INHIBITION OF FATTY-ACID SYNTHESIS BY STIMULATION OF ALPHA-ADRENERGIC AND BETA-ADRENERGIC RECEPTORS IN HUMAN MONONUCLEAR LEUKOCYTES

Selective alpha- and beta-adrenergic agonists and antagonists were used to determine the action of catecholamines on fatty acid biosynthesis in freshly isolated human mononuclear leukocytes. Incubation of cells for 22 h in a lipid-free medium resulted in a 4-fold increase in the incorporation of [(14)-C]acetate into fatty acids. Addition of (-)-epinephrine in increasing concentrations to the incubation medium inhibited the rate of fatty acid synthesis by 42 % at a concentration of 0.1 M. Similar effects were observed using (-)-norepinephrine and the beta-agonist isoproterenol.
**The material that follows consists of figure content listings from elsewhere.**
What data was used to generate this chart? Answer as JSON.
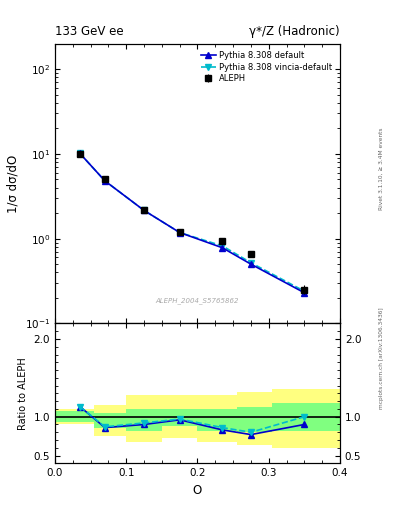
{
  "title_left": "133 GeV ee",
  "title_right": "γ*/Z (Hadronic)",
  "right_label_top": "Rivet 3.1.10, ≥ 3.4M events",
  "right_label_bot": "mcplots.cern.ch [arXiv:1306.3436]",
  "watermark": "ALEPH_2004_S5765862",
  "aleph_x": [
    0.035,
    0.07,
    0.125,
    0.175,
    0.235,
    0.275,
    0.35
  ],
  "aleph_y": [
    10.0,
    5.0,
    2.2,
    1.2,
    0.95,
    0.65,
    0.25
  ],
  "aleph_yerr_lo": [
    0.4,
    0.25,
    0.12,
    0.08,
    0.06,
    0.05,
    0.03
  ],
  "aleph_yerr_hi": [
    0.4,
    0.25,
    0.12,
    0.08,
    0.06,
    0.05,
    0.03
  ],
  "pythia_def_x": [
    0.035,
    0.07,
    0.125,
    0.175,
    0.235,
    0.275,
    0.35
  ],
  "pythia_def_y": [
    10.1,
    4.8,
    2.15,
    1.18,
    0.78,
    0.5,
    0.23
  ],
  "pythia_vin_x": [
    0.035,
    0.07,
    0.125,
    0.175,
    0.235,
    0.275,
    0.35
  ],
  "pythia_vin_y": [
    10.1,
    4.8,
    2.15,
    1.18,
    0.82,
    0.52,
    0.24
  ],
  "ratio_def_y": [
    1.13,
    0.86,
    0.9,
    0.96,
    0.83,
    0.77,
    0.9
  ],
  "ratio_vin_y": [
    1.13,
    0.87,
    0.92,
    0.97,
    0.86,
    0.8,
    1.0
  ],
  "band_x_edges": [
    0.0,
    0.055,
    0.1,
    0.15,
    0.2,
    0.255,
    0.305,
    0.4
  ],
  "band_yellow_lo": [
    0.9,
    0.75,
    0.68,
    0.72,
    0.68,
    0.63,
    0.6
  ],
  "band_yellow_hi": [
    1.1,
    1.15,
    1.28,
    1.28,
    1.28,
    1.32,
    1.35
  ],
  "band_green_lo": [
    0.93,
    0.85,
    0.82,
    0.88,
    0.82,
    0.8,
    0.82
  ],
  "band_green_hi": [
    1.07,
    1.05,
    1.1,
    1.1,
    1.1,
    1.12,
    1.18
  ],
  "ylabel_main": "1/σ dσ/dO",
  "ylabel_ratio": "Ratio to ALEPH",
  "xlabel": "O",
  "ylim_main": [
    0.1,
    200
  ],
  "ylim_ratio": [
    0.4,
    2.2
  ],
  "yticks_ratio": [
    0.5,
    1.0,
    2.0
  ],
  "xlim": [
    0.0,
    0.4
  ],
  "color_aleph": "#000000",
  "color_pythia_def": "#0000cc",
  "color_pythia_vin": "#00bbcc",
  "color_yellow": "#ffff80",
  "color_green": "#80ff80"
}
The catecholamine action was diminished by the unselective beta-blocker propranolol and mimicked by dibutyryl cyclic AMP. Since human mononuclear leukocytes possess beta 2-, but not beta 1-adrenoceptors (Brodde, Engel and Hoyer 1981), catecholamines may act via beta-adrenergic receptors of the beta 2-subtype. In addition, it appears that stimulation of alpha-adrenergic receptors inhibits fatty acid synthesis, too. In the presence of a beta-blockade by 1 mu M propranolol, the alpha 2-agonist alpha-methylnorepinephrine, but not the alpha 1-agonist phenylephrine inhibited fatty acid synthesis rate. Accordingly, the epinephrine effect was attenuated by the alpha 2-antagonist yohimbine, but not by the alpha 1-antagonist prazosin. The results provide evidence that catecholamines may inhibit the synthesis rate of fatty acids by stimulation of both, beta 2- and alpha 2-adrenergic receptors.